Alaattin AKTAŞ EKO ANALİZ ala.aktas@gmail.com

Gazetecilikte yıllar geride kaldıkça bazı haberlere çok alışıyor ve tebessüm ediyor insan. Özellikle hemen her seçim öncesinde Karadeniz'de zengin petrol yatakları keşfettiğimizi kaç kez okumuşuzdur kim bilir. Ya da Güneydoğu'da zengin petrol yatakları bulduğumuzu. Öyle ya, etrafımızdaki tüm ülkeler petrol ve gaz zenginiyken, bizde bunlar niye olmasın ki... Ayrıca kimi zaman, "yabancı şirketler petrolü buluyor bulmasına ama daha sonra kuyuları kapatıyor" gibi çok yaratıcı değerlendirmeler de yapabiliyoruz.
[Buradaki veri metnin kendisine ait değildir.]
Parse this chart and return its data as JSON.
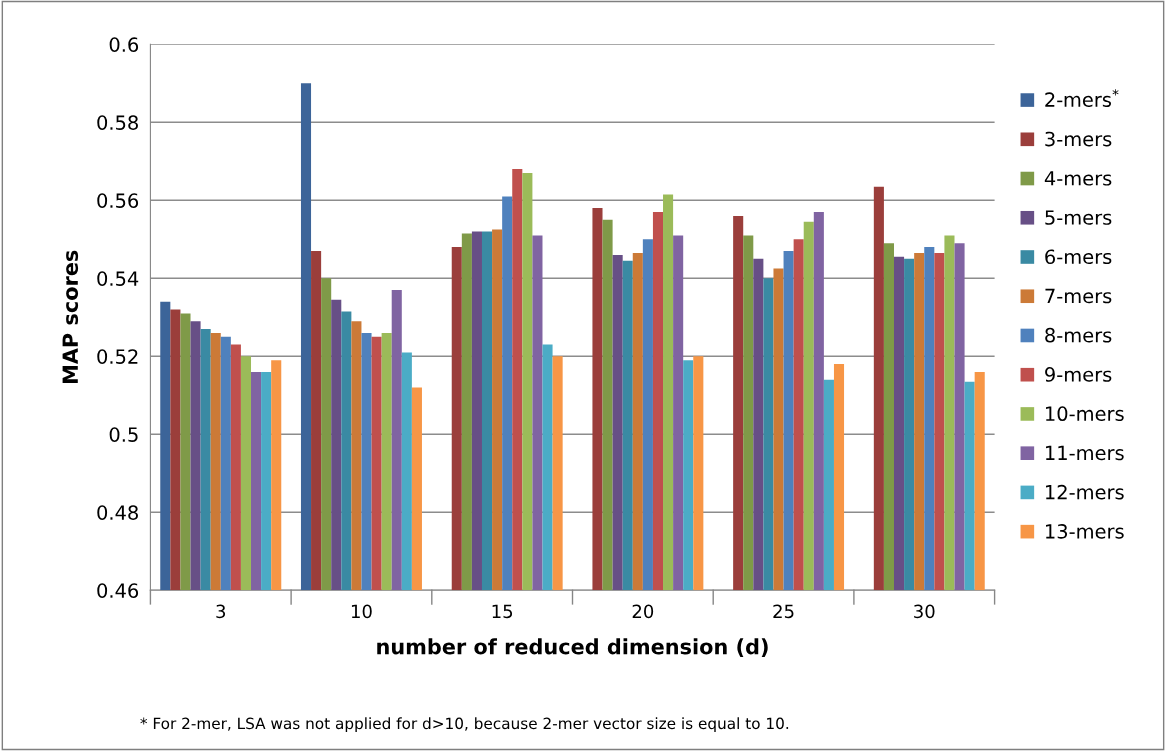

Petrol keşfine benzeyen bir haber türü daha var; vatandaşın yastık altındaki altınını ve dövizini ekonomiye kazandırmak. Petrolle ilgili haberler genellikle "yaratıcı haberciliğin" bir sonucu. Ama altın ve döviz konusu daha farklı. Altın ve dövizle ilgili değerlendirmeler "yaratıcı haberciliğin" değil, daha çok "yaratıcı politikacılığın" bir sonucu olarak çıkıyor karşımıza.
Yastık altındaki dövizin ekonomiye kazandırılmasında anlaşılır bir yön var. Vatandaş dövizini satar mı, satmaz mı, o ayrı bir yön; ama eğer bu döviz yastık altından çıkarsa, ekonomiye anında giren bir kaynak niteliğine bürünür. Üstelik, bir de döviz sıkıntısı yaşanan bir dönemse bir dizi derde çare olur. Ama ülkede döviz sıkıntısı bulunmuyorsa, bu dövizin yastık altından çıkarılmasına uğraşmanın da pek bir anlamı yoktur.
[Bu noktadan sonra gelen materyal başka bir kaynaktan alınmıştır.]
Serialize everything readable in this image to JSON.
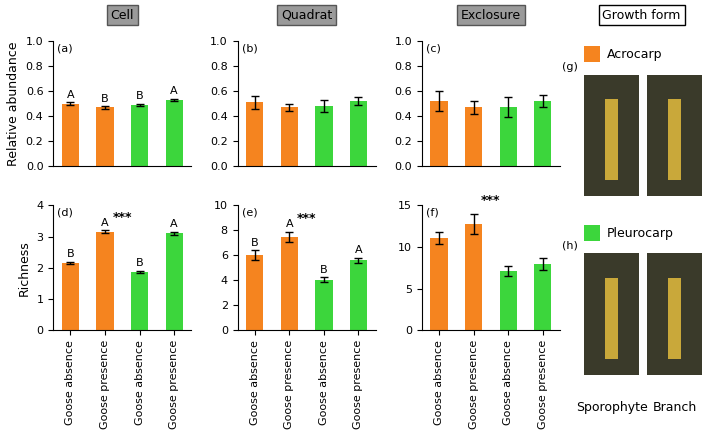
{
  "chart_data": [
    {
      "type": "bar",
      "title": "(a)",
      "y_label": "Relative abundance",
      "categories": [
        "Goose absence",
        "Goose presence",
        "Goose absence",
        "Goose presence"
      ],
      "values": [
        0.5,
        0.47,
        0.49,
        0.53
      ],
      "errors": [
        0.01,
        0.01,
        0.01,
        0.01
      ],
      "colors": [
        "#F5841F",
        "#F5841F",
        "#3CD63C",
        "#3CD63C"
      ],
      "letters": [
        "A",
        "B",
        "B",
        "A"
      ],
      "annotations": [],
      "ylim": [
        0,
        1.0
      ],
      "yticks": [
        {
          "value": 0,
          "label": "0.0"
        },
        {
          "value": 0.2,
          "label": "0.2"
        },
        {
          "value": 0.4,
          "label": "0.4"
        },
        {
          "value": 0.6,
          "label": "0.6"
        },
        {
          "value": 0.8,
          "label": "0.8"
        },
        {
          "value": 1.0,
          "label": "1.0"
        }
      ],
      "grid": false,
      "tick_labels": "y"
    },
    {
      "type": "bar",
      "title": "(b)",
      "categories": [
        "Goose absence",
        "Goose presence",
        "Goose absence",
        "Goose presence"
      ],
      "values": [
        0.51,
        0.47,
        0.48,
        0.52
      ],
      "errors": [
        0.05,
        0.03,
        0.05,
        0.03
      ],
      "colors": [
        "#F5841F",
        "#F5841F",
        "#3CD63C",
        "#3CD63C"
      ],
      "letters": [],
      "annotations": [],
      "ylim": [
        0,
        1.0
      ],
      "yticks": [
        {
          "value": 0,
          "label": "0.0"
        },
        {
          "value": 0.2,
          "label": "0.2"
        },
        {
          "value": 0.4,
          "label": "0.4"
        },
        {
          "value": 0.6,
          "label": "0.6"
        },
        {
          "value": 0.8,
          "label": "0.8"
        },
        {
          "value": 1.0,
          "label": "1.0"
        }
      ],
      "grid": false,
      "tick_labels": "y"
    },
    {
      "type": "bar",
      "title": "(c)",
      "categories": [
        "Goose absence",
        "Goose presence",
        "Goose absence",
        "Goose presence"
      ],
      "values": [
        0.52,
        0.47,
        0.47,
        0.52
      ],
      "errors": [
        0.08,
        0.05,
        0.08,
        0.05
      ],
      "colors": [
        "#F5841F",
        "#F5841F",
        "#3CD63C",
        "#3CD63C"
      ],
      "letters": [],
      "annotations": [],
      "ylim": [
        0,
        1.0
      ],
      "yticks": [
        {
          "value": 0,
          "label": "0.0"
        },
        {
          "value": 0.2,
          "label": "0.2"
        },
        {
          "value": 0.4,
          "label": "0.4"
        },
        {
          "value": 0.6,
          "label": "0.6"
        },
        {
          "value": 0.8,
          "label": "0.8"
        },
        {
          "value": 1.0,
          "label": "1.0"
        }
      ],
      "grid": false,
      "tick_labels": "y"
    },
    {
      "type": "bar",
      "title": "(d)",
      "y_label": "Richness",
      "categories": [
        "Goose absence",
        "Goose presence",
        "Goose absence",
        "Goose presence"
      ],
      "values": [
        2.15,
        3.15,
        1.88,
        3.1
      ],
      "errors": [
        0.04,
        0.05,
        0.03,
        0.05
      ],
      "colors": [
        "#F5841F",
        "#F5841F",
        "#3CD63C",
        "#3CD63C"
      ],
      "letters": [
        "B",
        "A",
        "B",
        "A"
      ],
      "annotations": [
        "***"
      ],
      "ylim": [
        0,
        4
      ],
      "yticks": [
        0,
        1,
        2,
        3,
        4
      ],
      "grid": false
    },
    {
      "type": "bar",
      "title": "(e)",
      "categories": [
        "Goose absence",
        "Goose presence",
        "Goose absence",
        "Goose presence"
      ],
      "values": [
        6.0,
        7.5,
        4.05,
        5.6
      ],
      "errors": [
        0.4,
        0.4,
        0.2,
        0.2
      ],
      "colors": [
        "#F5841F",
        "#F5841F",
        "#3CD63C",
        "#3CD63C"
      ],
      "letters": [
        "B",
        "A",
        "B",
        "A"
      ],
      "annotations": [
        "***"
      ],
      "ylim": [
        0,
        10
      ],
      "yticks": [
        0,
        2,
        4,
        6,
        8,
        10
      ],
      "grid": false
    },
    {
      "type": "bar",
      "title": "(f)",
      "categories": [
        "Goose absence",
        "Goose presence",
        "Goose absence",
        "Goose presence"
      ],
      "values": [
        11.1,
        12.8,
        7.1,
        8.0
      ],
      "errors": [
        0.7,
        1.2,
        0.6,
        0.7
      ],
      "colors": [
        "#F5841F",
        "#F5841F",
        "#3CD63C",
        "#3CD63C"
      ],
      "letters": [],
      "annotations": [
        "***"
      ],
      "ylim": [
        0,
        15
      ],
      "yticks": [
        0,
        5,
        10,
        15
      ],
      "grid": false
    }
  ],
  "column_headers": [
    "Cell",
    "Quadrat",
    "Exclosure"
  ],
  "growth_form": {
    "title": "Growth form",
    "items": [
      {
        "name": "Acrocarp",
        "color": "#F5841F",
        "panel": "(g)"
      },
      {
        "name": "Pleurocarp",
        "color": "#3CD63C",
        "panel": "(h)"
      }
    ],
    "image_labels": [
      "Sporophyte",
      "Branch"
    ]
  }
}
Altınla ilgili durum ise daha farklı. Bugüne kadar zaman zaman dile getirilen bir görüş var. Vatandaşın yastık altında binlerce ton altını olduğu, bunun bir kısmının ekonomiye kazandırılması halinde bile ekonomide çok ciddi bir katkı oluşacağı görüşü savunulur. Bu görüş, son olarak İstanbul Altın ve Mücevher Zirvesi'nde dile getirildi. Görüşün sahibi Gümrük ve Ticaret Bakanı Hayati Yazıcı. Bakan Yazıcı, Türkiye'de yastık altı olarak tanımlanan ve yaklaşık 5-6 bin ton olduğu tahmin edilen tasarruf amaçlı altının ekonomik yapı içine girmesinin yollarının bulunması gerektiğini söyledi. Türkiye'nin toprak altındaki ve yastık altındaki altınlarının ekonomiye kazandırılmasının son derece önemli olduğunu vurgulayan Yazıcı, "Bu kaynakların verimli kullanılması ve sisteme katılması, ekonomimize uzun vadeli tasarruf gücü kazandıracak. Bunun sadece yüzde 10'u sisteme girse 28-30 milyar dolarlık bir kaynak sağlanmış olur" dedi.
Amaç, yastık altında fiziki olarak tutulan altını, kaydi altına çevirmek. İyi güzel de, tasarruf sahibi zaten isterse kaydi altını şimdi de alabilir. Bankacılık sistemi bir dizi uygulamayla bu konuda tasarruf sahibinin yanında zaten.
O kadar çok altın hesabı var ki... Ama vatandaş hala altını eline alıp evinin bir köşesinde saklamayı tercih ediyor.
Peki, ne yapılacak da vatandaş yastığının altında sakladığı altınıyla vedalaşacak ve bu altını bankacılık sistemine sokacak? Vatandaşın derdi mi, evindeki altının ekonomiye kazandırılması, o altının ekonomiye yarar sağlaması? O yararın nasıl oluşacağı da tartışmalı ya... Her ilacın yan etkisi olması gibi, fiili altından kaydi altına geçilmesi konusunu kuyumculara sorun bakalım, onlar ne diyor...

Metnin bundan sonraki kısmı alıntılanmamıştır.